Investigating Plant Compound’s Potential Link to Nerve Cell Protection
In the world of nature’s chemistry, there are amino acids that go beyond the ones used for building proteins.
These special amino acids, known as non-protein amino acids (npAAs), are derived from plants and serve various protective functions, like defending against insects and competing plants.
One such npAA, azetidine-2-carboxylic acid (Aze), is found in beets and used for sugar production and livestock feed.
Recent research conducted by an interdisciplinary team at The University of Technology Sydney (UTS) suggests that Aze, due to its similarity to the amino acid proline, can be mistakenly incorporated into proteins during their formation.
This substitution could lead to changes in important proteins involved in creating myelin, the protective coating around nerve cells.
These altered proteins might trigger an immune response that mistakenly attacks and damages myelin, which is a key hallmark of MS.
What Did the Researchers Do?
MS Australia-funded researcher Associate Professor Alessandro Castorina and his team conducted experiments using specific microglial cells, which are immune cells in the brain associated with inflammation in MS.
They examined the effects of Aze on these cells by studying the levels of genes related to cellular stress and inflammation. The cells were treated with Aze alone or with a combination of Aze and L-proline, a natural amino acid similar to Aze.
What Did the Researchers Find?
The study revealed that Aze reduced cell viability and activated genes associated with cellular stress in microglial cells. Additionally, Aze altered the levels of specific markers related to an inflammatory state in these cells.
Moreover, the researchers discovered a significant increase in Aze-bound proteins after Aze treatment, confirming that Aze becomes a part of cellular structures.
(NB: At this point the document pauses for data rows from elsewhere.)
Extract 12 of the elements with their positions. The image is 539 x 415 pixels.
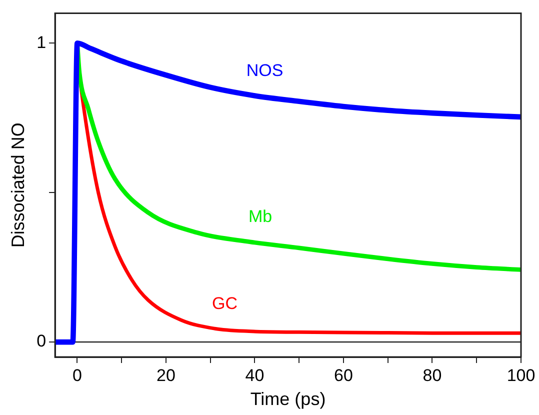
x-tick-label: 80 <box>422 366 442 385</box>
series-label: Mb <box>248 207 272 226</box>
series-label: GC <box>212 294 238 313</box>
x-axis-title: Time (ps) <box>250 389 326 410</box>
y-tick-label: 1 <box>36 32 46 52</box>
x-tick-label: 0 <box>72 366 82 385</box>
y-axis-title: Dissociated NO <box>8 122 28 248</box>
x-tick-label: 100 <box>506 366 536 385</box>
series-label: NOS <box>246 60 284 80</box>
x-tick-label: 60 <box>334 366 353 385</box>
x-tick-label: 40 <box>245 366 264 385</box>
x-tick-label: 20 <box>156 366 176 385</box>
However, when L-proline was given alongside Aze, it mitigated the negative effects. L-proline supplementation protected the cells from Aze-induced cell death, normalised levels of genes related to cellular stress, and reduced the amount of Aze incorporated into proteins.
What Does This Mean for People with MS?
These findings provide insights into a potential mechanism by which Aze, a non-protein amino acid found in certain plant-based foods, might contribute to the development or progression of MS.
When Aze is mistakenly incorporated into myelin proteins, it can lead to structural changes that trigger an immune response against the myelin coating.
Understanding how Aze affects myelin damage opens up possibilities for targeted treatments for MS.
The protective effects of L-proline supplementation suggest that it could be used as an intervention to counteract the harmful effects of Aze on microglial cells, potentially reducing the inflammatory response associated with MS.